Avalancha de indignación: una fantasía pospandémica

No tenemos la rodilla de un policía asesino sobre nuestro cuello, pero tampoco podemos respirar. No podemos porque el capitalismo nos está matando.

Las puertas se abren. Puedes sentir la energía contenida incluso antes de que aparezcan sus caras. El confinamiento ha terminado. Ha estallado una presa, dando paso a un torrente de ira, ansiedad y frustración, sueños, esperanzas y miedos. Sentimos como si no pudiéramos respirar.

Todos hemos estado confinados. Aislados físicamente del mundo exterior, hemos intentado entender lo que está ocurriendo. Los expertos llevan muchos años advirtiéndonos de la probabilidad de una pandemia, aunque no supieran lo rápido que podría extenderse.
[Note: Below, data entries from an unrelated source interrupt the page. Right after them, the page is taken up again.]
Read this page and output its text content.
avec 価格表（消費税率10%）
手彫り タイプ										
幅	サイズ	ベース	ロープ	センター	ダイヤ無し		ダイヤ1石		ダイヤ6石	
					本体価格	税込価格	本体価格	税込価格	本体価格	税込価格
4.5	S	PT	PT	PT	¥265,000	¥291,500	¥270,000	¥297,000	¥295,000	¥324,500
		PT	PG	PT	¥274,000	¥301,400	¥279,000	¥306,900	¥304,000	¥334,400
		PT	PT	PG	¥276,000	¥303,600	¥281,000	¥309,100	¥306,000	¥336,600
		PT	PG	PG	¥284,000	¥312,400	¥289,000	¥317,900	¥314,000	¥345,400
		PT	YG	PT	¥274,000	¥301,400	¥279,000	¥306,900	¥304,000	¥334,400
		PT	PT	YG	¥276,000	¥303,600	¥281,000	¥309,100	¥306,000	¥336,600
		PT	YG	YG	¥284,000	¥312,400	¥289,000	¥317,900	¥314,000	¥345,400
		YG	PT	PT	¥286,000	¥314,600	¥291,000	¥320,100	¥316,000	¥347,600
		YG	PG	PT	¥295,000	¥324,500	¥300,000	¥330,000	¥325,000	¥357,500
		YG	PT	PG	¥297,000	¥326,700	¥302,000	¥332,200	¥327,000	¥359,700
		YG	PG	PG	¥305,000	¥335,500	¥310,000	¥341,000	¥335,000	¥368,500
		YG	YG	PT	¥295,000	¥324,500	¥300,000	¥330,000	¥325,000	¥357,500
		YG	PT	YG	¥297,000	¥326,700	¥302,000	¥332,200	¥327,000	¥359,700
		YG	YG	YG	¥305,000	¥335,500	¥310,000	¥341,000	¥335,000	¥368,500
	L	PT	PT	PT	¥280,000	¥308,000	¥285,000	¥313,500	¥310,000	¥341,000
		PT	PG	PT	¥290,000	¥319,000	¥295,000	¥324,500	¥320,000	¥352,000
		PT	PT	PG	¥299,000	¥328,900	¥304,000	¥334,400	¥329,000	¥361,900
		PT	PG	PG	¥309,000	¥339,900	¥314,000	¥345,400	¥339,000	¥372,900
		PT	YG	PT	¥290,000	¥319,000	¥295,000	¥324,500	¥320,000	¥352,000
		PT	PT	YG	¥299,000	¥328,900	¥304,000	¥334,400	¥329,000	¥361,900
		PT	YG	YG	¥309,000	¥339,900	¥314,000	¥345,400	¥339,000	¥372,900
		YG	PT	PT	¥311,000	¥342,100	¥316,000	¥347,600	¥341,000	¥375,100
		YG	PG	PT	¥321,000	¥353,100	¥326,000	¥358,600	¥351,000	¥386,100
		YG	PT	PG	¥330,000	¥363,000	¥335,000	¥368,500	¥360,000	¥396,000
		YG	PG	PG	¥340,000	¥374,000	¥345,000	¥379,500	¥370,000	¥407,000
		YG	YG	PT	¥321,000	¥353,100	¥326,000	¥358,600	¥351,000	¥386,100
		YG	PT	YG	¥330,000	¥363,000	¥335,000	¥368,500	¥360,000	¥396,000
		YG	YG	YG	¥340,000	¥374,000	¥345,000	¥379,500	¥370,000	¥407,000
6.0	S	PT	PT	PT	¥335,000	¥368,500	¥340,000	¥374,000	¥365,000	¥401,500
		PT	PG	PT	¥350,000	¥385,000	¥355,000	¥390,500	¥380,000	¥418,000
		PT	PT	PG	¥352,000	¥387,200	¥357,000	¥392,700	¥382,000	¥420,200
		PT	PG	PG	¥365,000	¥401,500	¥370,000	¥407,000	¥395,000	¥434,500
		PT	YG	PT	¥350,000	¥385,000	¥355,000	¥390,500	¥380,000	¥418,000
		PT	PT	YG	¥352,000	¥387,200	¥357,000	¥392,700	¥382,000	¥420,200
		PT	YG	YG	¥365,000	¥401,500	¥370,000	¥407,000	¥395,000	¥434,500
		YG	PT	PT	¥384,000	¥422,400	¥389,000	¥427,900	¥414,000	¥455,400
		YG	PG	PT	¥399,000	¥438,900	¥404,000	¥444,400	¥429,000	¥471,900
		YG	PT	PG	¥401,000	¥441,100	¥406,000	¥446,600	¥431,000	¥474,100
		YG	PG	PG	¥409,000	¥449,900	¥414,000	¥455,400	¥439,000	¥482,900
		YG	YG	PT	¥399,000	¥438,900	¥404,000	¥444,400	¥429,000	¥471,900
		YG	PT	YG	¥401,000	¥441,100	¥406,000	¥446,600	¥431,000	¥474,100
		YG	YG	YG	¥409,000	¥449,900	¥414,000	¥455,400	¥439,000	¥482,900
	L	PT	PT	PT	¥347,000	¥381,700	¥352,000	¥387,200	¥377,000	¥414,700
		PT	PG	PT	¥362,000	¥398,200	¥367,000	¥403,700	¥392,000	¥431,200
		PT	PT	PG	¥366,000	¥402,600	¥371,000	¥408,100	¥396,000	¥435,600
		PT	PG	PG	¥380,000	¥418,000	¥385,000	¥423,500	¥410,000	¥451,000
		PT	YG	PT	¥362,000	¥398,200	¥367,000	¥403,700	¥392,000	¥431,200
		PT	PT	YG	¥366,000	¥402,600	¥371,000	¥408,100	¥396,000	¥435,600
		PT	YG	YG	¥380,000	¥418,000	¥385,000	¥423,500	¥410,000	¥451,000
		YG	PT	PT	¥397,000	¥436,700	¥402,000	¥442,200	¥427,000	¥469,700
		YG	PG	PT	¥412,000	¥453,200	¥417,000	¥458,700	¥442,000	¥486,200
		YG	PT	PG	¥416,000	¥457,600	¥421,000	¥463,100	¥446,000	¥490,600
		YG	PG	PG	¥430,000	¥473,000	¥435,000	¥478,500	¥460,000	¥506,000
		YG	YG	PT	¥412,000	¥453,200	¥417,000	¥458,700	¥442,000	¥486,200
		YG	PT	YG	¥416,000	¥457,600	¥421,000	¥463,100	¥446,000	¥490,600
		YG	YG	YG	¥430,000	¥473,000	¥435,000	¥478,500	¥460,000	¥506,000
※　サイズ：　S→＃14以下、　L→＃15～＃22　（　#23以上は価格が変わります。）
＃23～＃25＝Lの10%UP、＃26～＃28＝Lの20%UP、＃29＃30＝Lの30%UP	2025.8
Ahora un extraño virus ha cambiado nuestras vidas, pero ¿de dónde vino? Apareció por primera vez en Wuhan, China, pero cuanto más leemos, más nos damos cuenta de que podría haber sido cualquier lugar, pues su origen radica en la destrucción de la relación que guardamos con nuestro entorno natural. Algunas pruebas de ello son la industrialización de la agricultura, la destrucción del campesinado a escala global, el crecimiento de las ciudades, la destrucción de los hábitats de los animales salvajes o la comercialización de estos animales con ánimo de lucro.

Y si no cambiamos radicalmente nuestra manera de relacionarnos con otras formas de vida, es muy probable que se avecinen más pandemias. Es una advertencia: o nos deshacemos del capitalismo o nos encaminamos hacia la extinción. Deshacerse del capitalismo, toda una fantasía. En nuestro interior surge cierto miedo e ira, e incluso la esperanza de que pueda haber alguna forma de conseguirlo.

A medida que el confinamiento continúa, nuestra preocupación cambia de rumbo y pasamos de centrarnos en la enfermedad a las consecuencias económicas que arrastra. Se dice que nos adentramos en la peor crisis económica desde, al menos, los años 30 y la peor de los últimos 300 años en Gran Bretaña. Más de cien millones de personas se verán abocadas a la pobreza extrema, informa el Banco Mundial. Otra década perdida para América Latina. Millones y millones de personas sin trabajo en todo el mundo. Gente que muere de hambre, que mendiga, más delitos, más violencia, esperanzas rotas y sueños destrozados. No habrá una recuperación rápida, lo más probable es que cualquier recuperación que se alcance sea frágil y débil.

Pensamos: ¿y todo esto porque tuvimos que quedarnos en casa durante un par de meses? Sabemos que no puede ser solo por eso. Claro que seremos un poco más pobres si la gente deja de trabajar un par de meses, pero ¿miles de millones de personas sin trabajo y muriendo de hambre? No puede ser. Un par de meses de descanso no puede tener tanto impacto. Al contrario, deberíamos volver descansados y cargados de energía para hacer todo lo que haya que hacer.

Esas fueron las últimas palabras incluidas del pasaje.